André Gonzales se endireitou. Na sua semi-consciência, imagina mais do que vê esse montão de corpos. Está horrorizado de ter que pisar sobre esses... Os dedos agarram uma argola chumbada na parede metálica. O braço se crispa, ergue o busto e os quadris. Os pés procuram um apoio contra a parede de ferro, escorregam, e encontram um lugar entre duas pernas nuas. André Gonzales chora, imobilizando-se num canto do vagão. Ele sufoca. Não suporta o calor das chapas de ferro. De repente ele corre levantando bem alto os joelhos e desaba contra a porta corrediça. Aproveita uma fresta da porta para respirar o ar puro que vem de fora. Dentes contra o ferro. Ar pesado e espesso. Boca escancarada. 

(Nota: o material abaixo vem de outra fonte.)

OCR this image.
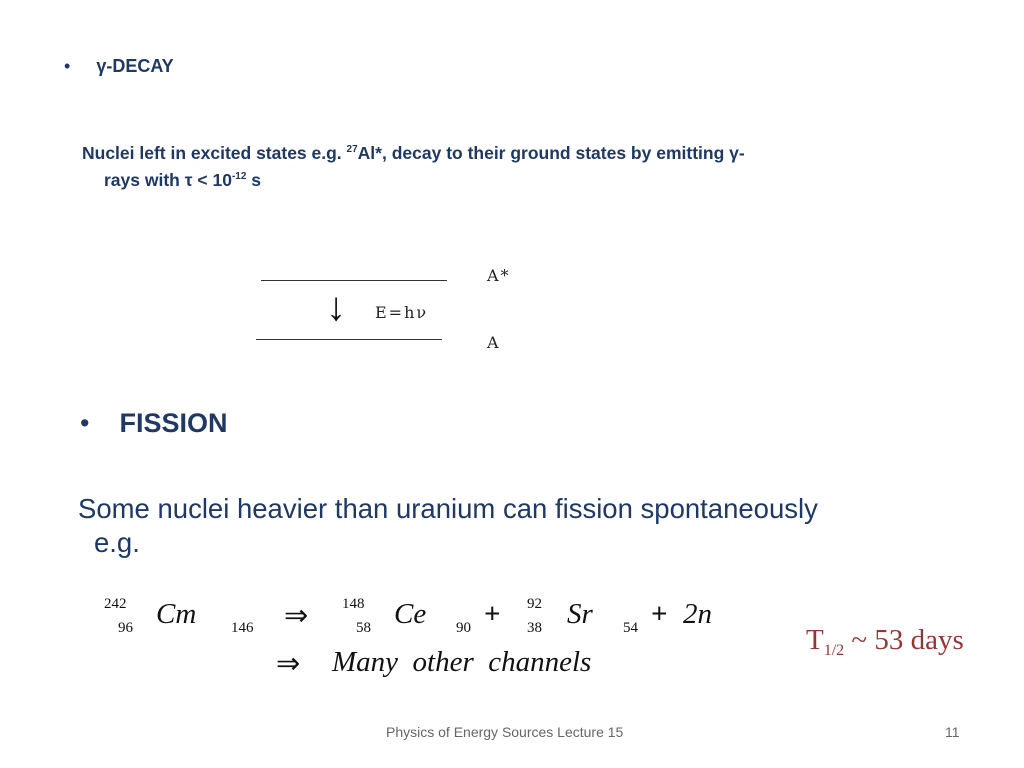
• γ-DECAY
Nuclei left in excited states e.g. $^{27}$Al*, decay to their ground states by emitting γ-
rays with $\tau < 10^{-12}$ s
↓
A*
E=hν
A
• FISSION
Some nuclei heavier than uranium can fission spontaneously
e.g.
242
96 Cm 146 ⇒ 148
58 Ce 90 + 92
38 Sr 54 + 2n
⇒ Many  other  channels
$T_{1/2}$ ~ 53 days
Physics of Energy Sources Lecture 15	11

As narinas, bloqueadas, compartilham os odores, esforçam-se para não sentir o mau cheiro do produto dos intestinos esvaziados. Espumas e vômitos. Miasmas venenosos, fétidos e sufocantes. 

- Respirar. Relaxar-se. Respirar. Rezar mais uma vez. Não olhar para baixo. Respirar e beber. Beber alguma coisa para soltar as crostas que endurecem a língua, cobrem o céu da boca, empurram os lábios para fora.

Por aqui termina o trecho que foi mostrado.